Cell shape changes are essential for life. White blood cells deform to chase pathogens, neurons stretch out to form circuits, and cancer cells twist through tissues during metastasis. For decades, scientists understood these transformations as responses to external signals—chemical cues that tell the cell where and when to move. But cells often act on their own, forming protrusions and migrating even in the absence of direction. The source of this self-organization has remained elusive—until now.
Using high-resolution live-cell microscopy, the team tracked actin filaments in human glioma cells, a type of brain cancer cell known for its spontaneous movement. They observed that these filaments weren’t just passively drifting—they were actively propelling themselves through a process called treadmilling. Actin monomers continuously add to the front end of the filament while disassembling at the rear, consuming energy to generate forward motion. These moving structures, which the researchers named SpTAs, behave not like waves of chemical activity but like individual particles with momentum—akin to those studied in the physics of active matter.
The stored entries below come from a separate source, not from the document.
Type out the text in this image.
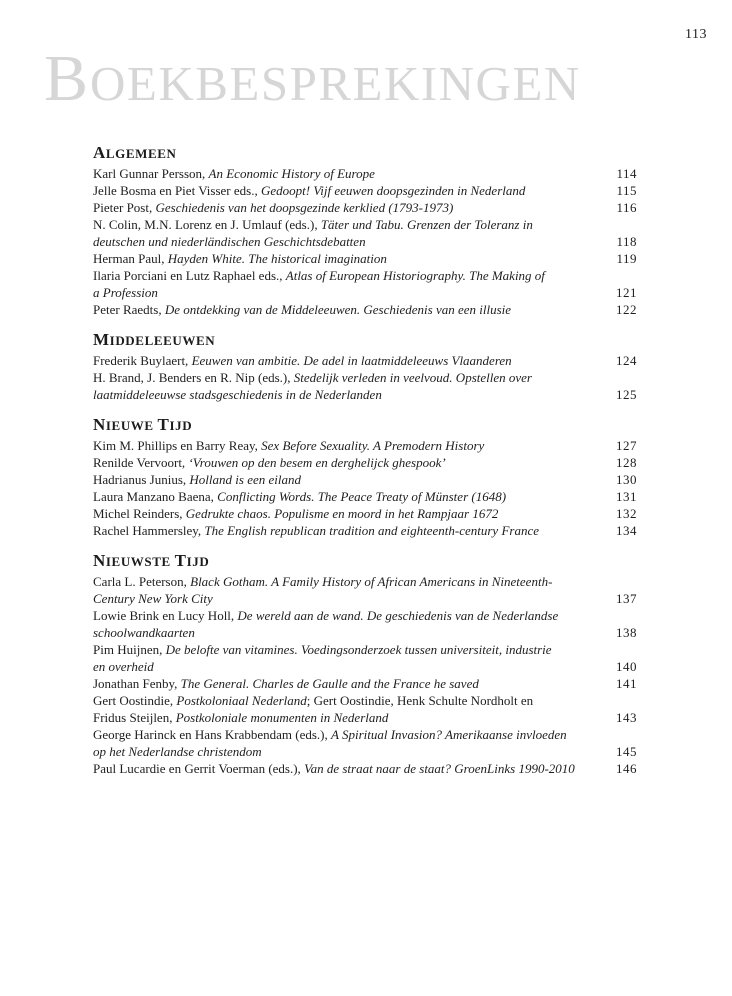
113
BOEKBESPREKINGEN
ALGEMEEN
Karl Gunnar Persson, An Economic History of Europe	114
Jelle Bosma en Piet Visser eds., Gedoopt! Vijf eeuwen doopsgezinden in Nederland	115
Pieter Post, Geschiedenis van het doopsgezinde kerklied (1793-1973)	116
N. Colin, M.N. Lorenz en J. Umlauf (eds.), Täter und Tabu. Grenzen der Toleranz in
deutschen und niederländischen Geschichtsdebatten	118
Herman Paul, Hayden White. The historical imagination	119
Ilaria Porciani en Lutz Raphael eds., Atlas of European Historiography. The Making of
a Profession	121
Peter Raedts, De ontdekking van de Middeleeuwen. Geschiedenis van een illusie	122
MIDDELEEUWEN
Frederik Buylaert, Eeuwen van ambitie. De adel in laatmiddeleeuws Vlaanderen	124
H. Brand, J. Benders en R. Nip (eds.), Stedelijk verleden in veelvoud. Opstellen over
laatmiddeleeuwse stadsgeschiedenis in de Nederlanden	125
NIEUWE TIJD
Kim M. Phillips en Barry Reay, Sex Before Sexuality. A Premodern History	127
Renilde Vervoort, ‘Vrouwen op den besem en derghelijck ghespook’	128
Hadrianus Junius, Holland is een eiland	130
Laura Manzano Baena, Conflicting Words. The Peace Treaty of Münster (1648)	131
Michel Reinders, Gedrukte chaos. Populisme en moord in het Rampjaar 1672	132
Rachel Hammersley, The English republican tradition and eighteenth-century France	134
NIEUWSTE TIJD
Carla L. Peterson, Black Gotham. A Family History of African Americans in Nineteenth-
Century New York City	137
Lowie Brink en Lucy Holl, De wereld aan de wand. De geschiedenis van de Nederlandse
schoolwandkaarten	138
Pim Huijnen, De belofte van vitamines. Voedingsonderzoek tussen universiteit, industrie
en overheid	140
Jonathan Fenby, The General. Charles de Gaulle and the France he saved	141
Gert Oostindie, Postkoloniaal Nederland; Gert Oostindie, Henk Schulte Nordholt en
Fridus Steijlen, Postkoloniale monumenten in Nederland	143
George Harinck en Hans Krabbendam (eds.), A Spiritual Invasion? Amerikaanse invloeden
op het Nederlandse christendom	145
Paul Lucardie en Gerrit Voerman (eds.), Van de straat naar de staat? GroenLinks 1990-2010	146
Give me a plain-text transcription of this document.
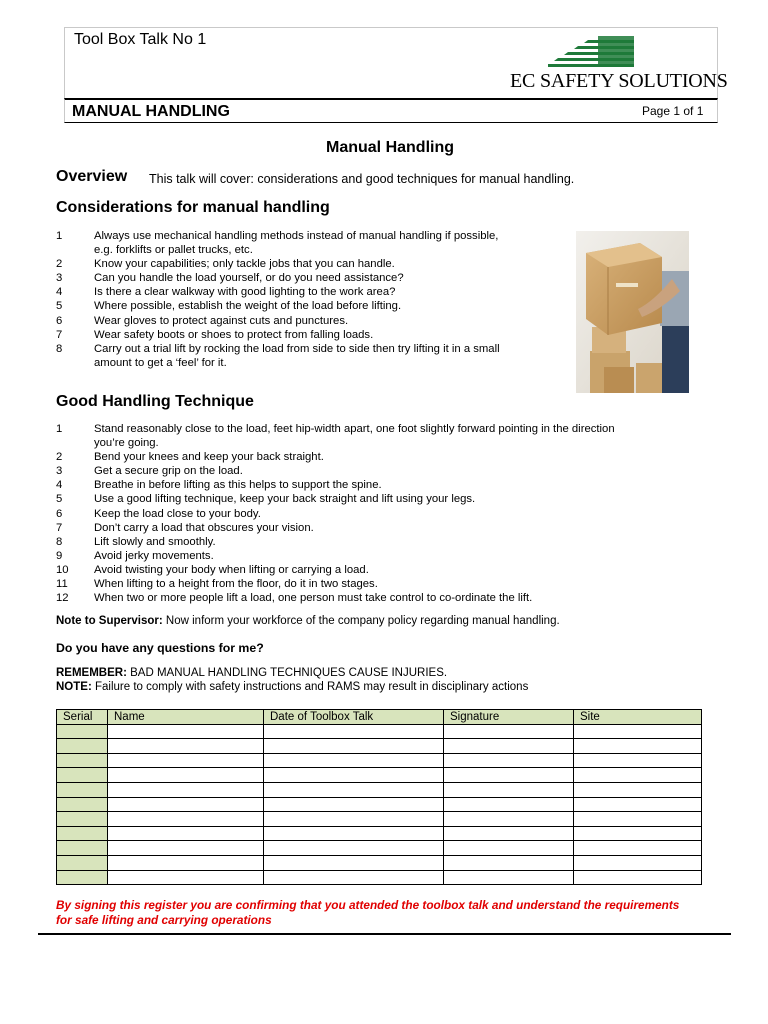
Tool Box Talk No 1
EC SAFETY SOLUTIONS
MANUAL HANDLING	Page 1 of 1
Manual Handling
Overview This talk will cover: considerations and good techniques for manual handling.
Considerations for manual handling
1	Always use mechanical handling methods instead of manual handling if possible,
e.g. forklifts or pallet trucks, etc.
2	Know your capabilities; only tackle jobs that you can handle.
3	Can you handle the load yourself, or do you need assistance?
4	Is there a clear walkway with good lighting to the work area?
5	Where possible, establish the weight of the load before lifting.
6	Wear gloves to protect against cuts and punctures.
7	Wear safety boots or shoes to protect from falling loads.
8	Carry out a trial lift by rocking the load from side to side then try lifting it in a small
amount to get a ‘feel’ for it.
Good Handling Technique
1	Stand reasonably close to the load, feet hip-width apart, one foot slightly forward pointing in the direction
you’re going.
2	Bend your knees and keep your back straight.
3	Get a secure grip on the load.
4	Breathe in before lifting as this helps to support the spine.
5	Use a good lifting technique, keep your back straight and lift using your legs.
6	Keep the load close to your body.
7	Don’t carry a load that obscures your vision.
8	Lift slowly and smoothly.
9	Avoid jerky movements.
10 Avoid twisting your body when lifting or carrying a load.
11 When lifting to a height from the floor, do it in two stages.
12 When two or more people lift a load, one person must take control to co-ordinate the lift.
Note to Supervisor: Now inform your workforce of the company policy regarding manual handling.
Do you have any questions for me?
REMEMBER: BAD MANUAL HANDLING TECHNIQUES CAUSE INJURIES.
NOTE: Failure to comply with safety instructions and RAMS may result in disciplinary actions
Serial	Name	Date of Toolbox Talk	Signature	Site

By signing this register you are confirming that you attended the toolbox talk and understand the requirements for safe lifting and carrying operations
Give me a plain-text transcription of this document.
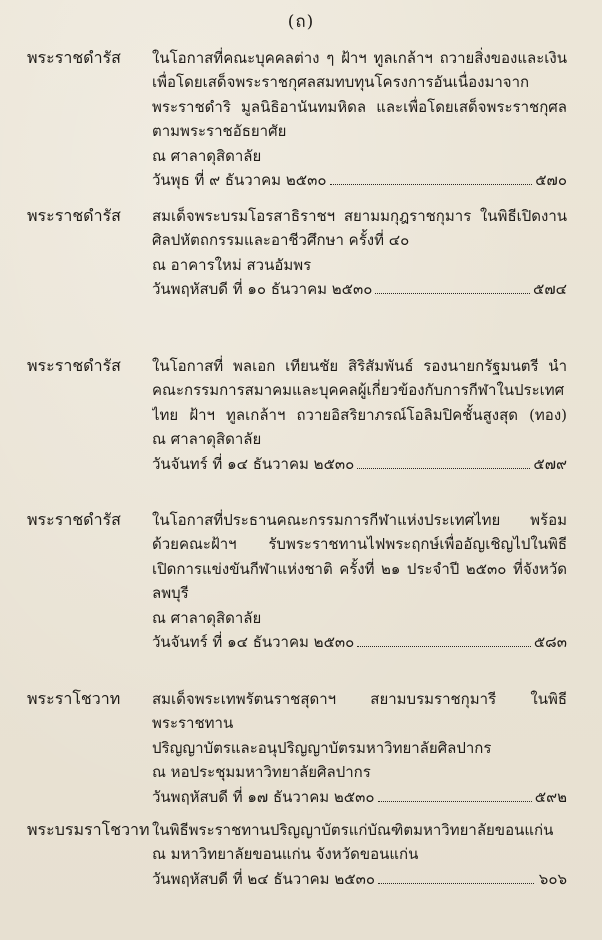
(ถ)
พระราชดำรัส ในโอกาสที่คณะบุคคลต่าง ๆ ฝ้าฯ ทูลเกล้าฯ ถวายสิ่งของและเงิน
เพื่อโดยเสด็จพระราชกุศลสมทบทุนโครงการอันเนื่องมาจาก
พระราชดำริ มูลนิธิอานันทมหิดล และเพื่อโดยเสด็จพระราชกุศล
ตามพระราชอัธยาศัย
ณ ศาลาดุสิดาลัย
วันพุธ ที่ ๙ ธันวาคม ๒๕๓๐	๕๗๐
พระราชดำรัส สมเด็จพระบรมโอรสาธิราชฯ สยามมกุฎราชกุมาร ในพิธีเปิดงาน
ศิลปหัตถกรรมและอาชีวศึกษา ครั้งที่ ๔๐
ณ อาคารใหม่ สวนอัมพร
วันพฤหัสบดี ที่ ๑๐ ธันวาคม ๒๕๓๐	๕๗๔
พระราชดำรัส ในโอกาสที่ พลเอก เทียนชัย สิริสัมพันธ์ รองนายกรัฐมนตรี นำ
คณะกรรมการสมาคมและบุคคลผู้เกี่ยวข้องกับการกีฬาในประเทศ
ไทย ฝ้าฯ ทูลเกล้าฯ ถวายอิสริยาภรณ์โอลิมปิคชั้นสูงสุด (ทอง)
ณ ศาลาดุสิดาลัย
วันจันทร์ ที่ ๑๔ ธันวาคม ๒๕๓๐	๕๗๙
พระราชดำรัส ในโอกาสที่ประธานคณะกรรมการกีฬาแห่งประเทศไทย พร้อม
ด้วยคณะฝ้าฯ รับพระราชทานไฟพระฤกษ์เพื่ออัญเชิญไปในพิธี
เปิดการแข่งขันกีฬาแห่งชาติ ครั้งที่ ๒๑ ประจำปี ๒๕๓๐ ที่จังหวัด
ลพบุรี
ณ ศาลาดุสิดาลัย
วันจันทร์ ที่ ๑๔ ธันวาคม ๒๕๓๐	๕๘๓
พระราโชวาท สมเด็จพระเทพรัตนราชสุดาฯ สยามบรมราชกุมารี ในพิธีพระราชทาน
ปริญญาบัตรและอนุปริญญาบัตรมหาวิทยาลัยศิลปากร
ณ หอประชุมมหาวิทยาลัยศิลปากร
วันพฤหัสบดี ที่ ๑๗ ธันวาคม ๒๕๓๐	๕๙๒
พระบรมราโชวาท ในพิธีพระราชทานปริญญาบัตรแก่บัณฑิตมหาวิทยาลัยขอนแก่น
ณ มหาวิทยาลัยขอนแก่น จังหวัดขอนแก่น
วันพฤหัสบดี ที่ ๒๔ ธันวาคม ๒๕๓๐	๖๐๖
When a SpTA reaches the inner edge of the cell membrane, it exerts force, creating a small outward bump. That tiny deformation becomes a beacon: more SpTAs accumulate at the site, amplifying the push and driving the protrusion to grow. Over time, this local activity shapes the entire cell. Through experiments and computational modeling, the team confirmed that this mechanism operates independently of external signals, offering a new paradigm for how cells organize themselves from within.
"We discovered SpTA and established the assembly of actin filaments as a novel class of biological active particles, solving the mystery of biological self-organization and providing new insights into how molecular-scale motion orchestrates complex higher-order organization," said Yagami. This work not only transforms our understanding of cell dynamics but also builds a bridge between biology and physics, opening doors to new ways of studying life’s spontaneous order.
As researchers explore whether SpTAs exist in other cell types—and how they might be harnessed or controlled—the implications stretch from regenerative medicine to cancer therapy. In the quiet motion of a single filament, a new chapter in cellular self-direction begins.